When we’re close to Jesus and work at this daily, we feel His Presence in ways large and small.
Wise it is to invoke Him first thing each morning, asking Him to appear in one’s midst, right in front, closer than your shadow. And the Lord is near when, in our free will, we diligently, respectfully, and prayerfully ask specifically for that closeness.
For example, we have a butterfly garden in our yard — milkweed, lantana, cosmos, dianthus, and penta.

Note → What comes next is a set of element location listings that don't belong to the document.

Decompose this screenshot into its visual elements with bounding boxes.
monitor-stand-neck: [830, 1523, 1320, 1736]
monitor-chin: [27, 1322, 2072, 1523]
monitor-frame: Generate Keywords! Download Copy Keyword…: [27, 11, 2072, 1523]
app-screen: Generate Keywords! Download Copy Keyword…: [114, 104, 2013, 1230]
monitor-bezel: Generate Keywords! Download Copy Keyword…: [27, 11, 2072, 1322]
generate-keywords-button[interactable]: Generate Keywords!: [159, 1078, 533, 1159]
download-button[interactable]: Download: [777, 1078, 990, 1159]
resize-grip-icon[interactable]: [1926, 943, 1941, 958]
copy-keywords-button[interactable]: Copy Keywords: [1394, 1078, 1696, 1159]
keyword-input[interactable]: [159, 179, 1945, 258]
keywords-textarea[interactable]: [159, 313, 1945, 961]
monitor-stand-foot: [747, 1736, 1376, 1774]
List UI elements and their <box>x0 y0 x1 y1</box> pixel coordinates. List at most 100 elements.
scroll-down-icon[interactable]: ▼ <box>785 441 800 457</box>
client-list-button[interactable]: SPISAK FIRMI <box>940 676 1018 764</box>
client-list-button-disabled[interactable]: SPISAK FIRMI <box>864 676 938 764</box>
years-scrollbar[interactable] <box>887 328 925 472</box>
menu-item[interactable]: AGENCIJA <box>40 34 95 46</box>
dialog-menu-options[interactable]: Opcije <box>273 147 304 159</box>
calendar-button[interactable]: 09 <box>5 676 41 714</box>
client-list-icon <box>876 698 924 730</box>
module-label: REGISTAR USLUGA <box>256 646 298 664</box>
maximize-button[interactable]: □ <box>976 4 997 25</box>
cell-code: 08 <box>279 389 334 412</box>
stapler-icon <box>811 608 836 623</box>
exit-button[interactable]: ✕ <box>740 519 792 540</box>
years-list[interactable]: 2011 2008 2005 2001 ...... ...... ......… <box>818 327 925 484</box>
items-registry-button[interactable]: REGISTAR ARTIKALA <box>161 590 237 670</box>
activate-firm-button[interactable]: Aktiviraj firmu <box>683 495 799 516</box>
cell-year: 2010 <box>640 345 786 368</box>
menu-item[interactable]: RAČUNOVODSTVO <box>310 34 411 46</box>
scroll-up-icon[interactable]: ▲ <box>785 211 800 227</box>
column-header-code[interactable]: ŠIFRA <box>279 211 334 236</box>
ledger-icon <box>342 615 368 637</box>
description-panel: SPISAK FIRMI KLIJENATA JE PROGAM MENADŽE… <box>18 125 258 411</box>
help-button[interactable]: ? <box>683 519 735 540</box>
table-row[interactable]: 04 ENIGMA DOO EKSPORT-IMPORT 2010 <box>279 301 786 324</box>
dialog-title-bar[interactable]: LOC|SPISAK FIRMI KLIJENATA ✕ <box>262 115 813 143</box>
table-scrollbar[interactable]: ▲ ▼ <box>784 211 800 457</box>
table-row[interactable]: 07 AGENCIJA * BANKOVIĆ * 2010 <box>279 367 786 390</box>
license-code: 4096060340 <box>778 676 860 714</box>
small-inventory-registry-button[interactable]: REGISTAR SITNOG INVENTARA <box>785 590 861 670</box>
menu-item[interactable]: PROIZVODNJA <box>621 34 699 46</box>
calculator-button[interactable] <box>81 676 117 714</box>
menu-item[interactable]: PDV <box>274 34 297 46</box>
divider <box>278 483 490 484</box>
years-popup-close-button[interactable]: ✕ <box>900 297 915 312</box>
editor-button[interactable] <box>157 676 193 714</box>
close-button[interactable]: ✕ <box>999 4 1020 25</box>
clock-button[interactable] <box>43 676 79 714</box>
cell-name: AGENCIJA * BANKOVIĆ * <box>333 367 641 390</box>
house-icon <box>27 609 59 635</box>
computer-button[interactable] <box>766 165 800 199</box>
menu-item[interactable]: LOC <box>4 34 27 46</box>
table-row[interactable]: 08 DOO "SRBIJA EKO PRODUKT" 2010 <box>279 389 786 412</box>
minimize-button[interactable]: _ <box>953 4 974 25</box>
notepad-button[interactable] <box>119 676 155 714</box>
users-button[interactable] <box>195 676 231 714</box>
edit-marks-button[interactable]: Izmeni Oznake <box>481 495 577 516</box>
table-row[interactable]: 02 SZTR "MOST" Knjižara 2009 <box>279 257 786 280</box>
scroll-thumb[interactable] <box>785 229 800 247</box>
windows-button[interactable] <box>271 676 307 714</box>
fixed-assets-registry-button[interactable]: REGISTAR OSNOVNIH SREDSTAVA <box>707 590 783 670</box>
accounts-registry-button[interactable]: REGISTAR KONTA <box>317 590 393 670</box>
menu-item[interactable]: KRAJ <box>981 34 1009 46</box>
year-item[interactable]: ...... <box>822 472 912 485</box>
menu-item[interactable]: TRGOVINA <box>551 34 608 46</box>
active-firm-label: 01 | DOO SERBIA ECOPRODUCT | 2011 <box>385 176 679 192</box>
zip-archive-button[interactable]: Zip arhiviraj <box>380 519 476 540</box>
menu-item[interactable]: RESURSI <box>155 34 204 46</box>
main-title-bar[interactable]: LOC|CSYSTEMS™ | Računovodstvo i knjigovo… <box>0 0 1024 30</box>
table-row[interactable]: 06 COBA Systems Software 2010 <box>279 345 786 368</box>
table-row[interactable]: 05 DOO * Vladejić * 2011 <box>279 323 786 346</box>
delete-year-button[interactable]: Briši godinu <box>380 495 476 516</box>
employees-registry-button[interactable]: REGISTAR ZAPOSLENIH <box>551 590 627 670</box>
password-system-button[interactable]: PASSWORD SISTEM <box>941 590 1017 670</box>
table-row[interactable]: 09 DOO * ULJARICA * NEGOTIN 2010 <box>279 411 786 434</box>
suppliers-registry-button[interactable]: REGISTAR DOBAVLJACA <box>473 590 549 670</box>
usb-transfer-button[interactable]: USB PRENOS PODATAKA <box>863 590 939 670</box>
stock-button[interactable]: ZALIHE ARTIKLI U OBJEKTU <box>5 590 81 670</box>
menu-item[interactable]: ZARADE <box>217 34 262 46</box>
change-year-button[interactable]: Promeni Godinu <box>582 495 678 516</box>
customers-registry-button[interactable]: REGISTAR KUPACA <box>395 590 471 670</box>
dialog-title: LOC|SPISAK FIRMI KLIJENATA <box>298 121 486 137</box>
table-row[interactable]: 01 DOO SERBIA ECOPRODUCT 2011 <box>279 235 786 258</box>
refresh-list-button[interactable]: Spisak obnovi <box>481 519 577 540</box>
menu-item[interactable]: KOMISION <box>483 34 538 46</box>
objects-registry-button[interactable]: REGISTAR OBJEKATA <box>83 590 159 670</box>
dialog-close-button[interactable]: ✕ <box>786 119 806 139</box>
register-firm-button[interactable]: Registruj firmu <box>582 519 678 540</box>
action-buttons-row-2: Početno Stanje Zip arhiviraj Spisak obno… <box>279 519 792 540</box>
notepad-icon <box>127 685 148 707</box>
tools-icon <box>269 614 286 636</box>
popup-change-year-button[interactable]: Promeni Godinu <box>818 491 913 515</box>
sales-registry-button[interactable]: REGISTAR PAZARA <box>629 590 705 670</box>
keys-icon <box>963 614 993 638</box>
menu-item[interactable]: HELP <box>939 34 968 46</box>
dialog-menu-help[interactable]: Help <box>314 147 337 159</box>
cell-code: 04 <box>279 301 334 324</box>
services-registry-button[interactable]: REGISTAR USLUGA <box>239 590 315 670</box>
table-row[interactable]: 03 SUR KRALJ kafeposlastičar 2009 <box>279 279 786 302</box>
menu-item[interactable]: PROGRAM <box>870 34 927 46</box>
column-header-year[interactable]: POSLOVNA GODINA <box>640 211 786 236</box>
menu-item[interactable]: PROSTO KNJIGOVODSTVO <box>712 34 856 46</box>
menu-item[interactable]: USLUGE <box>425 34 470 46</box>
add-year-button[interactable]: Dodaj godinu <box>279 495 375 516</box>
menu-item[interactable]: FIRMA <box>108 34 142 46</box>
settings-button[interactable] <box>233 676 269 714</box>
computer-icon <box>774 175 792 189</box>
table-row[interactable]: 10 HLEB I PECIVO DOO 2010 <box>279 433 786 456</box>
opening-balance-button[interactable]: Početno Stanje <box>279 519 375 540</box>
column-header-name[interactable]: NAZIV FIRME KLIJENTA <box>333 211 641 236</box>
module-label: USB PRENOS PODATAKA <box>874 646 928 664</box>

Late in the fall, we watched with no little wonder as a slew of caterpillars materialized on the plants, voraciously munching on leaves and soon all but stripping the stalks.
Soon, hanging on the plants by mere threads, cocoons or “chrysalises” materialized.
Glasslike and virtually transparent, one could look closely and see the caterpillar inside.
In a bit more than a week, one chrysalis hatched, then another, first darkening and a day or two later, allowing one to actually glimpse the orange and black patterns of a monarch butterfly.
Does anyone seriously think all, or any of this, “evolved” by mere chance?
The next day or soon after, a gorgeous, sharply colored butterfly, nearly full-sized, would appear next to its spent chrysalis, which now looked hollowed out with an “exit” hole at the bottom.
Only God could design something so incredible: a caterpillar metamorphosing into a beautiful flying creature, unfolding from what seemed like impossibly small cocoons.
While all the rest were hanging from plants, one caterpillar chose the left arm of a Miraculous Medal statue. This was particularly wondrous to us, and my wife, Lisa, who’s the one who has a special “thing” for butterflies, and thought of the garden to begin with, found no little bliss each time one hatched, urging each one on.
Finally, on January 12, the butterfly hanging from the statue, one of the last, hatched and Lisa named “her” Mary. As usual it perched next to the chrysalis.
Excited, she ran to the house for her cell phone but when she returned the butterfly was nowhere to be seen.
Instead — and ominously — a large crow squawked by from a nearby fountain.
Devastated, Lisa decided the crow had eaten it (as crows and other birds are wont to do). Nature is nature. But Lisa was devastated. There was something special about “Mary.”
A day later, I was wrapping some plants in the garden, preparing for a cold snap (twenty-eight predicted for the night), and when I brushed up against one near the statue, suddenly there was the butterfly, apparently jolted from a leaf and walking on the ground. It hadn’t been eaten. It had survived after all. Lisa was ecstatic.
But what to do about the plummeting temperatures — and the fact that the butterfly still had not taken wing?
We had a few potted plants to feed them (the other garden was decimated by the cold), and when I offered a dianthus to the crawling insect, “Mary” promptly climbed aboard and began feeding on a flower.
We decided against putting it under a barrel for protection, instead bringing it into the garage, where there is a bird cage we don’t use. Although concerned it could crawl out, it seemed glued to the plant and still showed no signs (unlike others) of flying. Lisa “visited” the butterfly throughout the day, delighting in and chatting to it.
That was all good — we planned on releasing it two days later, when the cold was expected to break — but the butterfly had its own plans and suddenly had vanished. We searched the cage. We searched the plant — repeatedly. We searched the garage.
With so much stored there, it was a needle in a haystack.
We put out sugar water to attract it. We used banana peels. We placed the plant on the floor. Lisa prayed especially to Saint Joseph and Saint Anthony. Day after day, for the next week, we said prayers and glanced around hoping to see “Mary.”
Last Friday (1/21/23), a special prayer was said (to Jesus) to find the butterfly before it starved or was dehyrdated. It had been a week. It was suddenly starting to seem bleak. As per routine, we went to seven a.m. Mass, prayed a Scriptural Rosary, and when we got home, something made me stand where the cage had been and take one last look around, muttering another prayer.
Immediately after the short prayer, I turned to head from the garage and there it was, crawling on the floor: “Mary,” looking beautiful — no worse for the wear — and suddenly taking flight in the garage, landing on the slats of a window blind.
I rushed outside to grab the plant so we could entice her, trying to think of the best way of capturing the insect without damaging its wings. Didn’t want it to disappear again!
No need for a net.
When I opened the door to re-enter the garage, Lisa was walking slowing toward the door, motioning for quiet. The butterfly was on her face — perched on her upper right cheek near her nose. It had flown from the blinds and circled Lisa’s head three times before landing on her. I was stunned. So was Lisa, who was able to walk out the door without scaring it off. Once outside, “Mary,” freed and safe at last, flew over the garage and away.